Electorally, Mr. Whelan fared much better when he switched to federal politics, winning the riding of Essex, a seat he held until he retired from elected politics in 1984. Chafed that Mr. Pearson never appointed him to Cabinet, Mr. Whelan came into his own as a hard-working and popular minister under Mr. Trudeau. He appointed him Agriculture Minister in 1972 and kept him there for 12 years – except for the brief period when the Liberals were out of power in 1979-80.
After Mr. Trudeau retired, Mr. Whelan ran for the leadership, losing on the first ballot with only 84 votes, an experience he described as one of the most humiliating of his career. He then switched to Mr. Chrétien, rather than front-runner John Turner, demonstrating once again that loyalty counted more to him than career advancement.

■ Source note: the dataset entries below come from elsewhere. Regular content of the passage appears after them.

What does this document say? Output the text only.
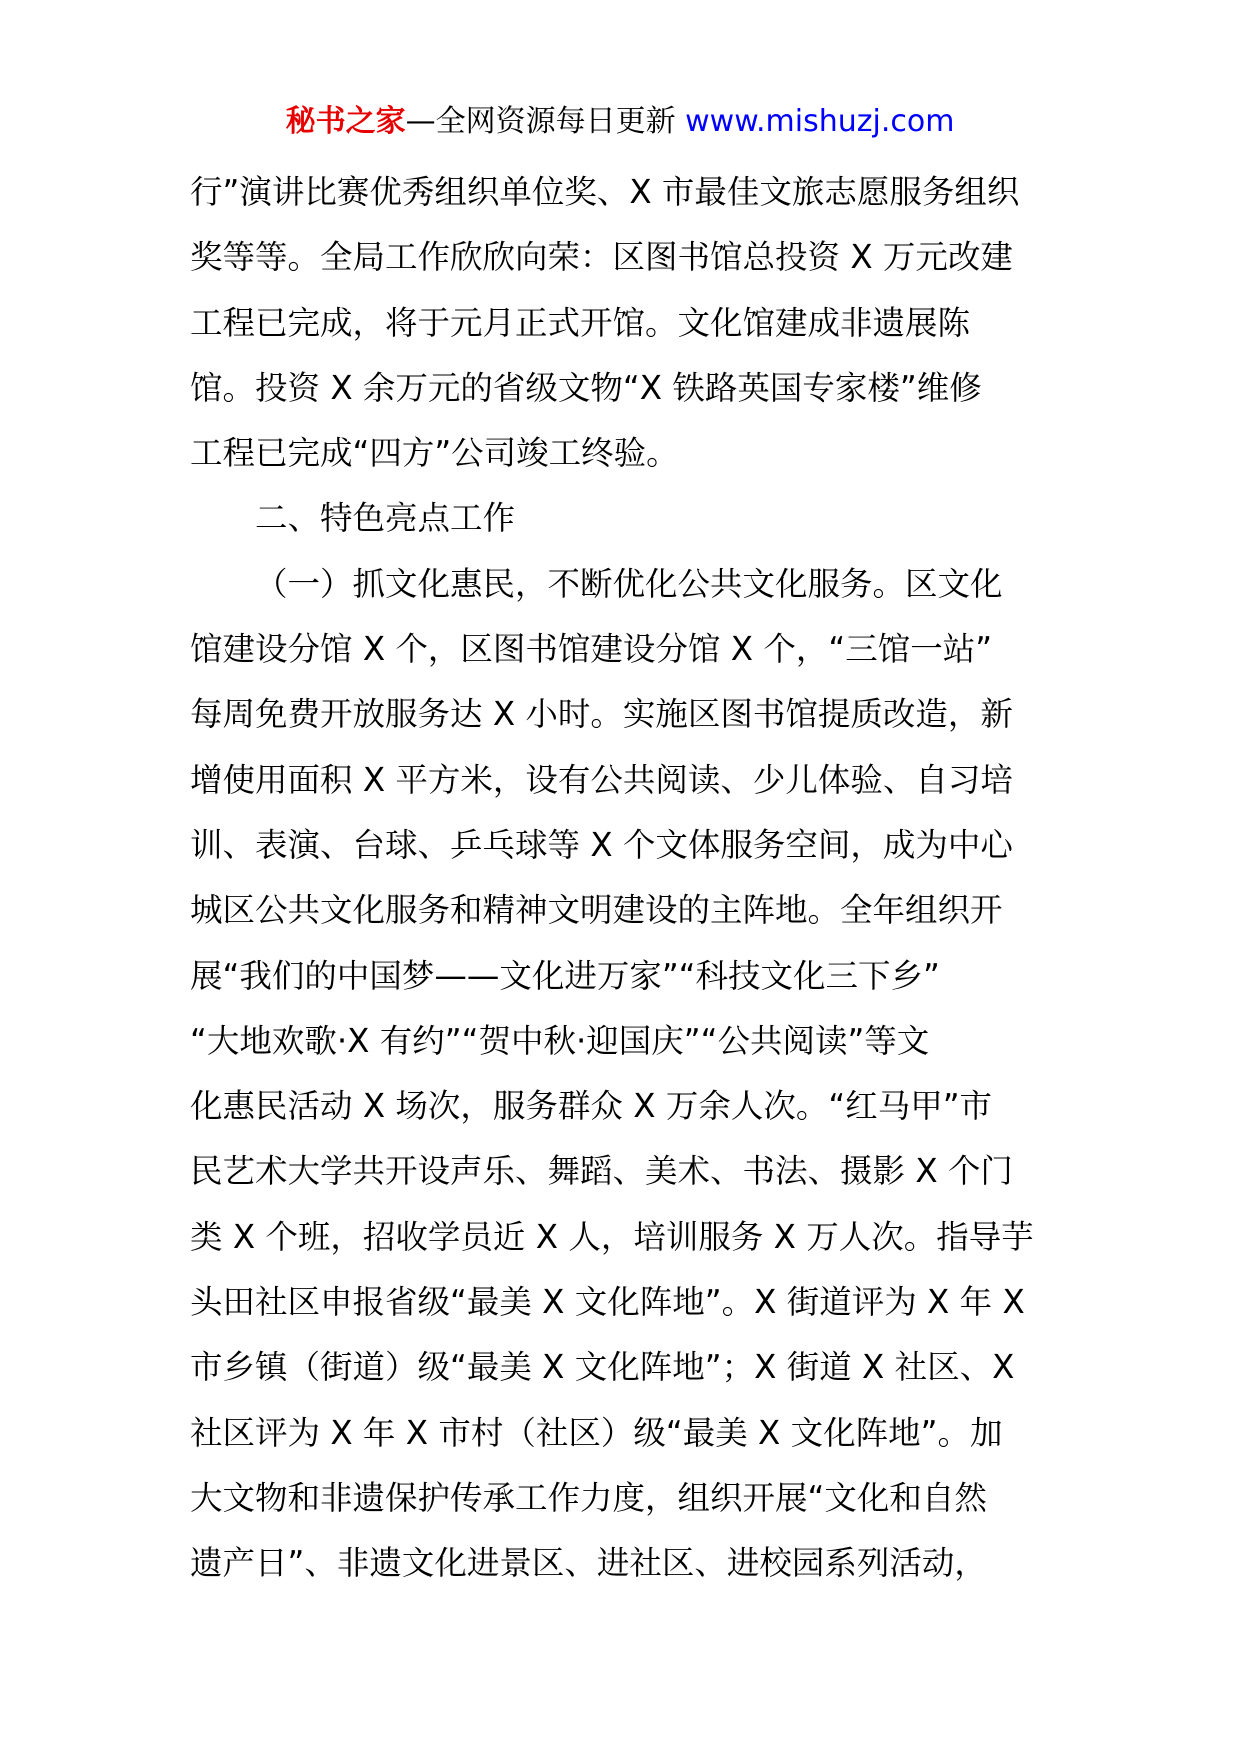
秘书之家—全网资源每日更新 www.mishuzj.com
行”演讲比赛优秀组织单位奖、X 市最佳文旅志愿服务组织
奖等等。全局工作欣欣向荣：区图书馆总投资 X 万元改建
工程已完成，将于元月正式开馆。文化馆建成非遗展陈
馆。投资 X 余万元的省级文物“X 铁路英国专家楼”维修
工程已完成“四方”公司竣工终验。
二、特色亮点工作
（一）抓文化惠民，不断优化公共文化服务。区文化
馆建设分馆 X 个，区图书馆建设分馆 X 个，“三馆一站”
每周免费开放服务达 X 小时。实施区图书馆提质改造，新
增使用面积 X 平方米，设有公共阅读、少儿体验、自习培
训、表演、台球、乒乓球等 X 个文体服务空间，成为中心
城区公共文化服务和精神文明建设的主阵地。全年组织开
展“我们的中国梦——文化进万家”“科技文化三下乡”
“大地欢歌·X 有约”“贺中秋·迎国庆”“公共阅读”等文
化惠民活动 X 场次，服务群众 X 万余人次。“红马甲”市
民艺术大学共开设声乐、舞蹈、美术、书法、摄影 X 个门
类 X 个班，招收学员近 X 人，培训服务 X 万人次。指导芋
头田社区申报省级“最美 X 文化阵地”。X 街道评为 X 年 X
市乡镇（街道）级“最美 X 文化阵地”；X 街道 X 社区、X
社区评为 X 年 X 市村（社区）级“最美 X 文化阵地”。加
大文物和非遗保护传承工作力度，组织开展“文化和自然
遗产日”、非遗文化进景区、进社区、进校园系列活动，
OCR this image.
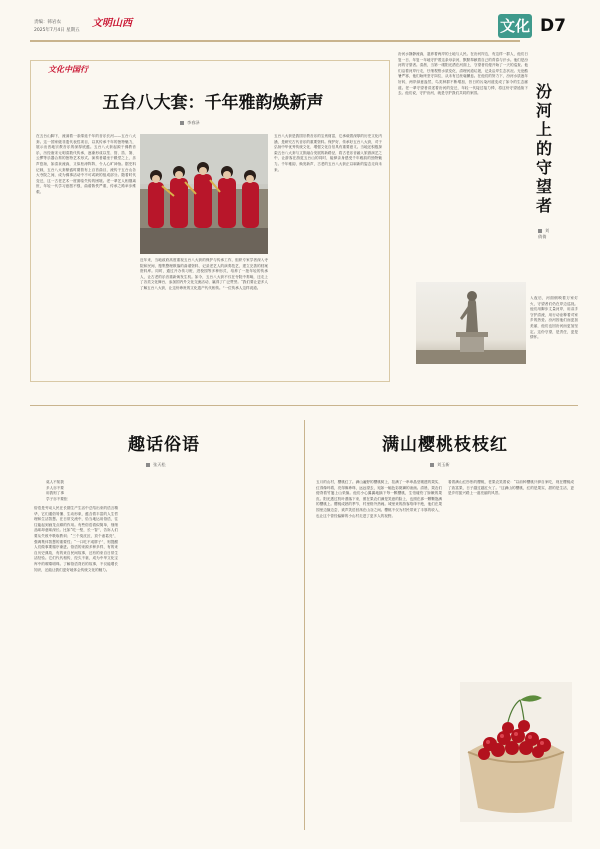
责编：韩岩农
2025年7月4日 星期五
文明山西	文化 D7
文化中国行
五台八大套：千年雅韵焕新声
李春泽
在五台山脚下，流淌着一条绵延千年的音乐长河——五台八大套。这一国家级非遗代表性项目，以其传承千年的独特魅力，展示出晋地宗教音乐的深厚底蕴。五台八大套起源于佛教音乐，历经唐宋元明清数代传承，逐渐形成以笙、管、笛、箫、云锣等乐器合奏的独特艺术形式。演奏者端坐于殿堂之上，乐声悠扬，如清泉流淌，又似松涛阵阵，令人心旷神怡。据史料记载，五台八大套鼎盛时期曾有上百首曲目，流传于五台山各大寺院之间，成为佛事活动中不可或缺的组成部分。随着时代变迁，这一古老艺术一度面临失传的困境。老一辈艺人相继离世，年轻一代学习意愿不强，曲谱散佚严重，传承之路举步维艰。
近年来，当地政府高度重视五台八大套的保护与传承工作，组织专家学者深入寺院和民间，搜集整理散落的曲谱资料，记录老艺人的演奏技艺，建立完善的档案资料库。同时，通过开办传习班、进校园等多种形式，培养了一批年轻的传承人，让古老的乐音重新焕发生机。如今，五台八大套不仅在寺院中奏响，还走上了各类文化舞台，参加国内外文化交流活动，赢得了广泛赞誉。“我们要让更多人了解五台八大套，让这份珍贵的文化遗产代代相传。”一位传承人这样说道。
五台八大套是我国宗教音乐的宝贵财富，它承载着深厚的历史文化内涵，是研究古代音乐的重要资料。保护好、传承好五台八大套，对于弘扬中华优秀传统文化、增强文化自信具有重要意义。当地还积极探索五台八大套与文旅融合发展的新路径，将古老乐音融入旅游演艺之中，让游客在游览五台山的同时，能够亲身感受千年雅韵的独特魅力。千年雅韵，焕发新声，古老的五台八大套正以崭新的姿态走向未来。
汾河水静静流淌，滋养着两岸的土地与人民。在汾河岸边，有这样一群人，他们日复一日、年复一年地守护着这条母亲河，默默奉献着自己的青春与汗水。他们是汾河的守望者。清晨，当第一缕阳光洒在河面上，守望者们便开始了一天的巡查。他们沿着河岸行走，仔细观察水质变化，清理河道垃圾，记录沿岸生态状况。无论酷暑严寒，他们始终坚守岗位，从未有过丝毫懈怠。在他们的努力下，汾河水质逐年好转，两岸绿意盎然，鸟类种群不断增加，昔日的污染河道变成了如今的生态廊道。老一辈守望者讲述着汾河的变迁，年轻一代接过接力棒，将这份守望延续下去。他们说，守护汾河，就是守护我们共同的家园。	汾河上的守望者
刘倩倩
入夜后，河面倒映着万家灯火，守望者们仍在岸边巡视。他们用脚步丈量河岸，用双手守护清流，用行动诠释着对家乡的热爱。汾河因他们而更加美丽，他们也因汾河而更加坚定。这份守望，是责任，更是情怀。
趣话俗语
张天松
莫人不知我
多人亦不要
用我则了事
学子亦不要拒
俗语是劳动人民在长期生产生活中总结出来的语言精华，它们通俗易懂、生动形象，蕴含着丰富的人生哲理和生活智慧。在日常交流中，恰当地运用俗语，往往能起到画龙点睛的作用。有些俗语看似简单，细细品味却意味深长。比如“吃一堑，长一智”，告诉人们要从失败中吸取教训；“三个臭皮匠，顶个诸葛亮”，强调集体智慧的重要性；“一口吃不成胖子”，则提醒人们做事要循序渐进。俗语的来源多种多样，有的来自历史典故，有的来自民间故事，还有的来自日常生活经验。它们代代相传，经久不衰，成为中华文化宝库中的璀璨明珠。了解俗语背后的故事，不仅能增长知识，还能让我们更好地体会传统文化的魅力。
满山樱桃枝枝红
刘玉新
五月的山村，樱桃红了。满山遍野的樱桃树上，挂满了一串串晶莹剔透的果实，红得像玛瑙，亮得像珍珠，远远望去，宛如一幅色彩斑斓的油画。清晨，果农们便背着竹篓上山采摘。他们小心翼翼地摘下每一颗樱桃，生怕碰伤了娇嫩的果皮。阳光透过枝叶洒落下来，照在果农们满是笑意的脸上，也照在那一颗颗饱满的樱桃上。樱桃成熟的季节，村里格外热闹。城里来的游客络绎不绝，他们在果园里边摘边尝，欢声笑语回荡在山谷之间。樱桃不仅为村民带来了丰厚的收入，也让这个曾经偏僻的小山村走进了更多人的视野。
看着满山红彤彤的樱桃，老果农笑着说：“以前种樱桃只够自家吃，现在樱桃成了致富果，日子越过越红火了。”这满山的樱桃，红的是果实，甜的是生活，更是乡村振兴路上一道亮丽的风景。
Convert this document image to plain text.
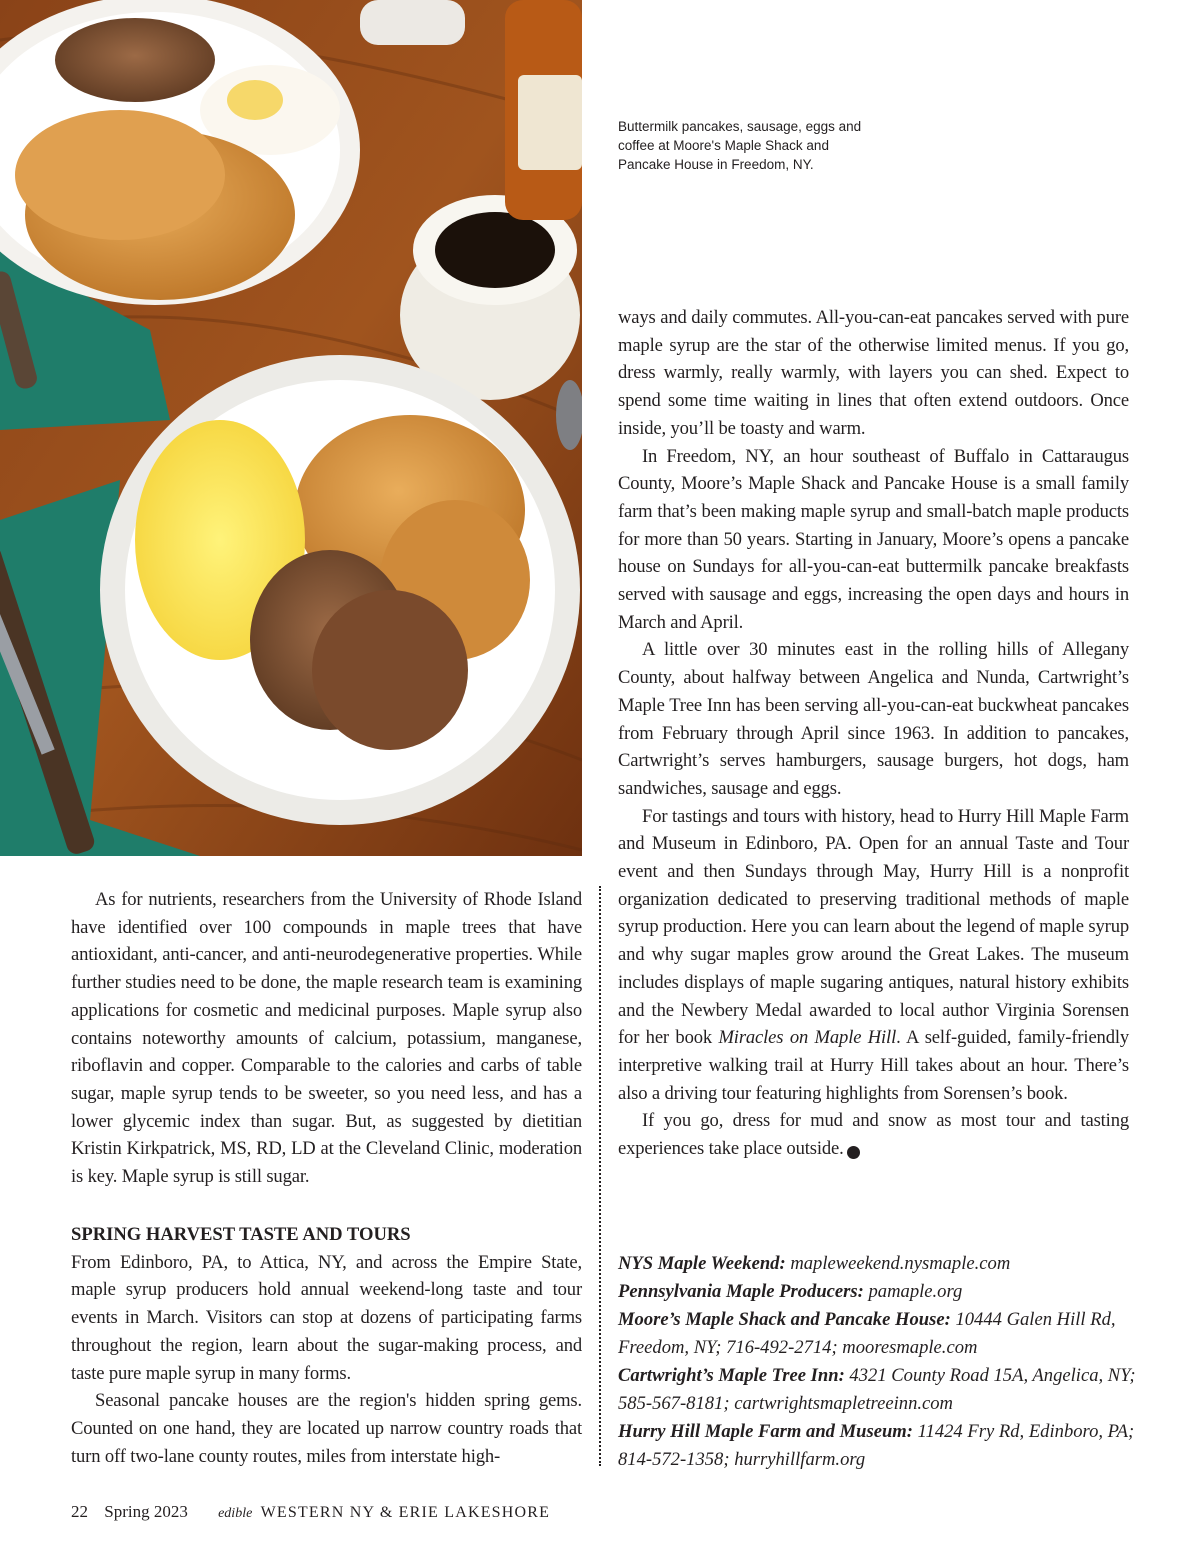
Buttermilk pancakes, sausage, eggs and coffee at Moore's Maple Shack and Pancake House in Freedom, NY.

As for nutrients, researchers from the University of Rhode Island have identified over 100 compounds in maple trees that have antioxidant, anti-cancer, and anti-neurodegenerative properties. While further studies need to be done, the maple research team is examining applications for cosmetic and medicinal purposes. Maple syrup also contains noteworthy amounts of calcium, potassium, manganese, riboflavin and copper. Comparable to the calories and carbs of table sugar, maple syrup tends to be sweeter, so you need less, and has a lower glycemic index than sugar. But, as suggested by dietitian Kristin Kirkpatrick, MS, RD, LD at the Cleveland Clinic, moderation is key. Maple syrup is still sugar.

SPRING HARVEST TASTE AND TOURS

From Edinboro, PA, to Attica, NY, and across the Empire State, maple syrup producers hold annual weekend-long taste and tour events in March. Visitors can stop at dozens of participating farms throughout the region, learn about the sugar-making process, and taste pure maple syrup in many forms.

Seasonal pancake houses are the region's hidden spring gems. Counted on one hand, they are located up narrow country roads that turn off two-lane county routes, miles from interstate high-

ways and daily commutes. All-you-can-eat pancakes served with pure maple syrup are the star of the otherwise limited menus. If you go, dress warmly, really warmly, with layers you can shed. Expect to spend some time waiting in lines that often extend outdoors. Once inside, you’ll be toasty and warm.

In Freedom, NY, an hour southeast of Buffalo in Cattaraugus County, Moore’s Maple Shack and Pancake House is a small family farm that’s been making maple syrup and small-batch maple products for more than 50 years. Starting in January, Moore’s opens a pancake house on Sundays for all-you-can-eat buttermilk pancake breakfasts served with sausage and eggs, increasing the open days and hours in March and April.

A little over 30 minutes east in the rolling hills of Allegany County, about halfway between Angelica and Nunda, Cartwright’s Maple Tree Inn has been serving all-you-can-eat buckwheat pancakes from February through April since 1963. In addition to pancakes, Cartwright’s serves hamburgers, sausage burgers, hot dogs, ham sandwiches, sausage and eggs.

For tastings and tours with history, head to Hurry Hill Maple Farm and Museum in Edinboro, PA. Open for an annual Taste and Tour event and then Sundays through May, Hurry Hill is a nonprofit organization dedicated to preserving traditional methods of maple syrup production. Here you can learn about the legend of maple syrup and why sugar maples grow around the Great Lakes. The museum includes displays of maple sugaring antiques, natural history exhibits and the Newbery Medal awarded to local author Virginia Sorensen for her book Miracles on Maple Hill. A self-guided, family-friendly interpretive walking trail at Hurry Hill takes about an hour. There’s also a driving tour featuring highlights from Sorensen’s book.

If you go, dress for mud and snow as most tour and tasting experiences take place outside.	e

NYS Maple Weekend: mapleweekend.nysmaple.com
Pennsylvania Maple Producers: pamaple.org
Moore’s Maple Shack and Pancake House: 10444 Galen Hill Rd, Freedom, NY; 716-492-2714; mooresmaple.com
Cartwright’s Maple Tree Inn: 4321 County Road 15A, Angelica, NY; 585-567-8181; cartwrightsmapletreeinn.com
Hurry Hill Maple Farm and Museum: 11424 Fry Rd, Edinboro, PA; 814-572-1358; hurryhillfarm.org
22 Spring 2023 edible WESTERN NY & ERIE LAKESHORE
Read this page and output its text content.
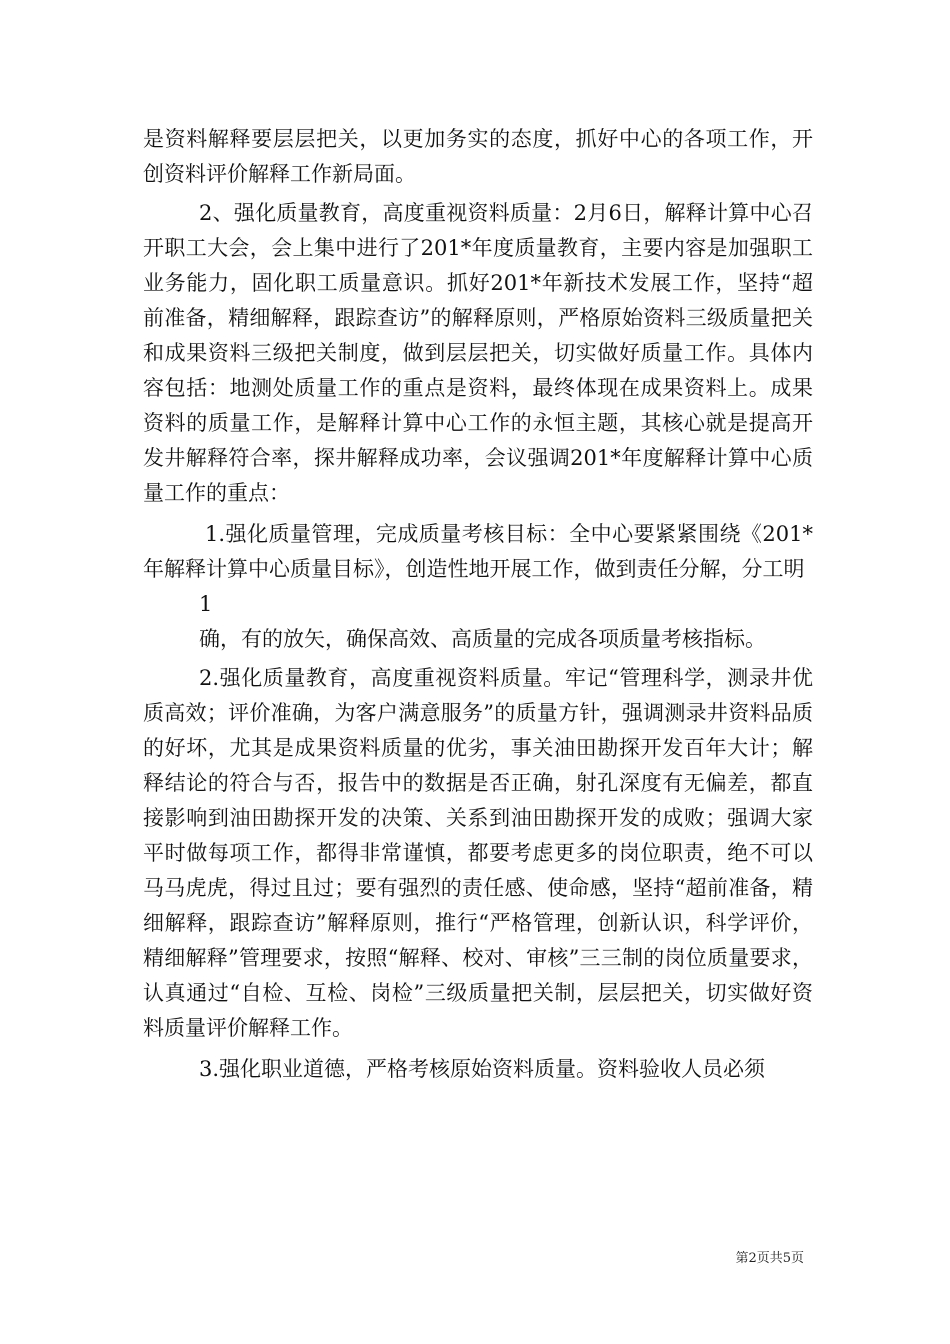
是资料解释要层层把关，以更加务实的态度，抓好中心的各项工作，开创资料评价解释工作新局面。

2、强化质量教育，高度重视资料质量：2月6日，解释计算中心召开职工大会，会上集中进行了201*年度质量教育，主要内容是加强职工业务能力，固化职工质量意识。抓好201*年新技术发展工作，坚持“超前准备，精细解释，跟踪查访”的解释原则，严格原始资料三级质量把关和成果资料三级把关制度，做到层层把关，切实做好质量工作。具体内容包括：地测处质量工作的重点是资料，最终体现在成果资料上。成果资料的质量工作，是解释计算中心工作的永恒主题，其核心就是提高开发井解释符合率，探井解释成功率，会议强调201*年度解释计算中心质量工作的重点：

1.强化质量管理，完成质量考核目标：全中心要紧紧围绕《201*年解释计算中心质量目标》，创造性地开展工作，做到责任分解，分工明

1

确，有的放矢，确保高效、高质量的完成各项质量考核指标。

2.强化质量教育，高度重视资料质量。牢记“管理科学，测录井优质高效；评价准确，为客户满意服务”的质量方针，强调测录井资料品质的好坏，尤其是成果资料质量的优劣，事关油田勘探开发百年大计；解释结论的符合与否，报告中的数据是否正确，射孔深度有无偏差，都直接影响到油田勘探开发的决策、关系到油田勘探开发的成败；强调大家平时做每项工作，都得非常谨慎，都要考虑更多的岗位职责，绝不可以马马虎虎，得过且过；要有强烈的责任感、使命感，坚持“超前准备，精细解释，跟踪查访”解释原则，推行“严格管理，创新认识，科学评价，精细解释”管理要求，按照“解释、校对、审核”三三制的岗位质量要求，认真通过“自检、互检、岗检”三级质量把关制，层层把关，切实做好资料质量评价解释工作。

3.强化职业道德，严格考核原始资料质量。资料验收人员必须

第2页共5页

Mr. Whelan was dumped from Cabinet by Mr. Turner, another slight in what Mr. Whelan later said was the worst year of his life. He resigned his seat before the snap election Mr. Turner called that summer and accepted a Liberal patronage appointment to Rome as Canada's inaugural ambassador to the Food and Agricultural Organization (FAO), only to be fired by the new prime minister, Progressive Conservative Brian Mulroney.
It was an ignominious political end for a man who had served his country well and faithfully, but Mr. Whelan never abandoned farmers here or abroad (heading up a number of local and international anti-famine and food management initiatives) or the Liberal Party. He and Mr. Turner pasted over their differences to join forces in 1988. "I definitely wanted him to run again," Mr. Turner said in an interview. "He was a good member of Parliament, a great constituency man … his company was sometimes difficult, but I always enjoyed it."
Although Mr. Whelan didn't throw his Stetson into the electoral ring, he did stump the countryside for his former nemesis, arguing the pitfalls of free trade in an unsuccessful attempt to keep Mr. Mulroney from winning a second landslide majority.
Mr. Chrétien, who restored the Liberal fortunes in 1993, appointed him to the Senate three years later, a honour Mr. Whelan accepted even though he had spent years deriding the unelected body. In fact, when he had to retire at the mandatory retirement age of 75, he joked that he should never have voted to impose an age limit on serving in the Upper Chamber.
Mr. Whelan leaves his wife, Elizabeth, his three daughters and his extended family.